14 – É preciso tomar banho a cada vez que descer para pegar delivery ou correspondência?

– Luis Fernando Waib, médico infectologista membro da Sociedade Brasileira de Infectologia (SBI), diz que o banho não é necessário, mas que é importante lavar as mãos após buscar encomendas na portaria.

15 – Quais os cuidados com roupas e sapatos quando a gente vem da rua? Devem ser lavados sempre? E os sapatos?

– Há uma possibilidade de infecção pelo coronavírus por meio de roupas, mas não é preciso pânico: a principal área de infecção continua sendo as mãos. Segundo especialistas, as roupas devem ser lavadas normalmente, com água e sabão. No caso de profissionais da saúde, deve-se colocar as roupas para lavar após retornar dos hospitais. Pessoas diagnosticadas com a doença devem ter suas roupas lavadas separadamente. Sobre sapatos, Plínio Trabasso, médico infectologista da Unicamp, afirma que é importante retirar o calçado utilizado na rua ao entrar dentro de casa. “Isso é importante em todas as situações, mas é fundamental para quem tem criança pequena, engatinhando, e mesmo os  filhos um pouco maiores, porque as crianças costumam levar praticamente tudo à boca, e assim a contaminação é muito provável de ocorrer”, afirma.

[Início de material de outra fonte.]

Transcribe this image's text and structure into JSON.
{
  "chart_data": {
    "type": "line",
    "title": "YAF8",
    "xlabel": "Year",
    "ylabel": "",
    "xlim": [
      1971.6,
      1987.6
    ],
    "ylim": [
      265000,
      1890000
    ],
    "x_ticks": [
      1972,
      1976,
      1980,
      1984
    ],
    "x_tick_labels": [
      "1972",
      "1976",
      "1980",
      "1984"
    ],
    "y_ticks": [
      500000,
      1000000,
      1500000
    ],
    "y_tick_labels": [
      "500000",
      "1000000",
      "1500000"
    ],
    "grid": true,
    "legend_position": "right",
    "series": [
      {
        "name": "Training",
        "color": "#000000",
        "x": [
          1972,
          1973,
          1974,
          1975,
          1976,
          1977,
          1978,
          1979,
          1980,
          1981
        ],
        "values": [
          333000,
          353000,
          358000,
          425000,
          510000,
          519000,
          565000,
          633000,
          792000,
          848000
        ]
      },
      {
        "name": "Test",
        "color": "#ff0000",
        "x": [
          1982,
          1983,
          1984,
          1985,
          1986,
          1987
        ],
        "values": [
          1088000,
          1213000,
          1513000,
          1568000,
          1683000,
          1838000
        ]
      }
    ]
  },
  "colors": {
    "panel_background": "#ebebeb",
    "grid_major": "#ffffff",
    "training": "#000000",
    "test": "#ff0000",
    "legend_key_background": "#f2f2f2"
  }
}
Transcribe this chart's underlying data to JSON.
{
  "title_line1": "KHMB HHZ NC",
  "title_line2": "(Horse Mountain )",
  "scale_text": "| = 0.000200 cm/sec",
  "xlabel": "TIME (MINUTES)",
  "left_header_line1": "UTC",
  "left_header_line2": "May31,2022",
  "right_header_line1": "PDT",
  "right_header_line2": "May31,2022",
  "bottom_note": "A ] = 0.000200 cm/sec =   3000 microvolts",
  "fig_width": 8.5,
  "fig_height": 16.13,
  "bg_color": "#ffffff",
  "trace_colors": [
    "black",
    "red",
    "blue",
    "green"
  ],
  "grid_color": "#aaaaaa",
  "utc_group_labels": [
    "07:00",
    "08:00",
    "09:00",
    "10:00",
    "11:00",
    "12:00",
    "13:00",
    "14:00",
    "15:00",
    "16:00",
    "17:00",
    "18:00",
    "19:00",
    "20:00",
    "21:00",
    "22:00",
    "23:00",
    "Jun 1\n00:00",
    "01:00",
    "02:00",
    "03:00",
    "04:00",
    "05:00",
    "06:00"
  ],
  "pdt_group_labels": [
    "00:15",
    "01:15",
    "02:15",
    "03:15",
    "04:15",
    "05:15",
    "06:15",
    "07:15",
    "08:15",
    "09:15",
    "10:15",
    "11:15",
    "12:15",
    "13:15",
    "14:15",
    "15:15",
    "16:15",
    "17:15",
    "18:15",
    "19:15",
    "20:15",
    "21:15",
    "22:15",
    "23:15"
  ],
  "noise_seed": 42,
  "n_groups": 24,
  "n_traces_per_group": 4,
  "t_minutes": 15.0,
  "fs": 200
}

16 – O vírus fica no cabelo? E no pelo do cachorro?

– Não há consenso entre os especialistas neste ponto. Alguns dizem que o caminho para a contaminação em contato com cabelo e cachorro exige uma sequência de eventos que a torna improvável. Outros, entretanto, recomendam que os cabelos sejam lavados após saídas na rua. Lave normalmente, como faz no banho.